Alcuni fatti di cronaca, di questi ultimi giorni, e il rapporto Istat meritano la massima attenzione per chiunque ritenga abbia ancora senso parlare di sinistra. Io sono tra questi. In un azienda in provincia di Rieti i lavoratori hanno ”regalato” le loro ferie, circa 400 giorni, ad una collega per consentirle di seguire a casa la drammatica malattia del figlio quattordicenne. Un tempo avremmo chiamato questo ”solidarietà di classe”. L’unità dei lavoratori intorno ai loro interessi , ai loro diritti , è ancora un caposaldo per ogni prospettiva. In ogni azienda , in ogni luogo di lavoro dietro a qualsiasi prestazione c’è un essere umano. Il lavoro non è una merce come tutte le altre. Ogni contratto di lavoro contiene molto di più che l’acquisto di una prestazione. Le moderne tecnologie hanno frantumato la logica dell’unità dei diritti e degli interessi economici dei lavoratori. Bisogna ricostruirla.

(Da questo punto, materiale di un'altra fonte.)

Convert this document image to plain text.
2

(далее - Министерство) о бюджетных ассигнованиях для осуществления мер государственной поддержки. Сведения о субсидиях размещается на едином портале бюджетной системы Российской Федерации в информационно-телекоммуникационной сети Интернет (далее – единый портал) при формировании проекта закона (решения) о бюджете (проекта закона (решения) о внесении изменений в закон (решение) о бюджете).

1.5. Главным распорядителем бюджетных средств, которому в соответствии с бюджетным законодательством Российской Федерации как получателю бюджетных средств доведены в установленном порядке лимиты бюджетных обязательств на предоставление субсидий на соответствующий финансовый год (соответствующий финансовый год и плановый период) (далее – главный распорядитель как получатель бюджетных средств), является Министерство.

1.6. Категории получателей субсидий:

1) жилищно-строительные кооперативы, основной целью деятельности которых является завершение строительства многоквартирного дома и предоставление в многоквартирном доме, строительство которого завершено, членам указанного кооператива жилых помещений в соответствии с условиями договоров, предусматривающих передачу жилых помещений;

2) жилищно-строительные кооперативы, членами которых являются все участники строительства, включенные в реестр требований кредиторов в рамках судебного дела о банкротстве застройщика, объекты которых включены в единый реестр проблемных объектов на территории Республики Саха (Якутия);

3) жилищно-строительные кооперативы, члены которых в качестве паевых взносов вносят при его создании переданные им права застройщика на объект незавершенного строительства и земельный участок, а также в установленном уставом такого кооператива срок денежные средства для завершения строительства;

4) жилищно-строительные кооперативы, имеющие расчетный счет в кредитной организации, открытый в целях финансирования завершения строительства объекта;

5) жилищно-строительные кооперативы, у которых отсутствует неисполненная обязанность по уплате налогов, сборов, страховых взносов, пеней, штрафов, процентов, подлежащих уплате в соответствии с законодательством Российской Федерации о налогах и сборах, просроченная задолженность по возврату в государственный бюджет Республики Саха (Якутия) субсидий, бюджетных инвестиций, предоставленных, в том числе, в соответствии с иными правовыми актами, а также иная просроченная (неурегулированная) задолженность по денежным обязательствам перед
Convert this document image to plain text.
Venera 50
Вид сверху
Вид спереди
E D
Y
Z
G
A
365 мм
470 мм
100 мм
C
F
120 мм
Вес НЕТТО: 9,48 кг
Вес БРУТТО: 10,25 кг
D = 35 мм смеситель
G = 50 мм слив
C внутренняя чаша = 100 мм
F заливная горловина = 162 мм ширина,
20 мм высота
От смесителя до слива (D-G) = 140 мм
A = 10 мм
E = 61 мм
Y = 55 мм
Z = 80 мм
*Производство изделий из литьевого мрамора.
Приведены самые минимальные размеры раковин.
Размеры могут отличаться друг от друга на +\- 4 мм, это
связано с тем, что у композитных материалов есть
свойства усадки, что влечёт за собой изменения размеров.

Il rapporto Istat ci rimanda dati impressionanti sull’esplosione della povertà anche tra chi un lavoro ce l’ha. Questo stesso rapporto documenta l’estrema utilità del reddito di cittadinanza come strumento di contrasto alla povertà. Stiamo assistendo ad una discussione politica piena di formule e di tatticismi. La sostanza sta invece in queste cose. Quali forze politiche si occuperanno di rappresentare questi interessi e di disegnare soluzioni tenendo insieme modernità e uguaglianza per una sinistra del terzo millennio. Il ”governo” della modernità dandole un segno preciso di direzione nel senso dell’ampliamento dei diritti, dell’accorciamento delle diseguaglianze, di un aumento diffuso del benessere, del controllo delle risorse ambientali, dell’ampliamento dei poteri democratici all’interno dei processi sociali e non solo in quelli politico, resta il compito fondamentale della sinistra.

Dividere e dividersi tra riformisti più attenti alla modernizzazione, allo sviluppo, e radicali più chiusi sulla difesa dei redditi e dei diritti non ha alcun senso. Assisto sorpreso e anche deluso dalla piega che sta prendendo il dibattito politico in Italia su questo terreno. La rivoluzione digitale ormai in corso da almeno due decenni, la profonda interconnessione planetaria con l’insorgere della pandemia e poi la guerra alle porte dell’Europa avrebbero richiesto un salto di qualità elaborativo e di proposta politica da chiunque si senta di sinistra.

Così non è stato. Non dobbiamo meravigliarci se poi alle urne persino per le elezioni dei sindaci si crei il deserto di partecipazione. E’ tempo che si metta mano con assoluta urgenza ad una agenda della sinistra del terzo millennio fatta di proposte chiare, semplici, comprensibili. Poi forse da questo processo potrà sorgere una nuova soggettività politica in grado di far sentire a casa propria giovani precari, anziani con pensioni insufficienti, donne disoccupate, immigrati senza diritti, lavoratori finalmente padroni del proprio destino.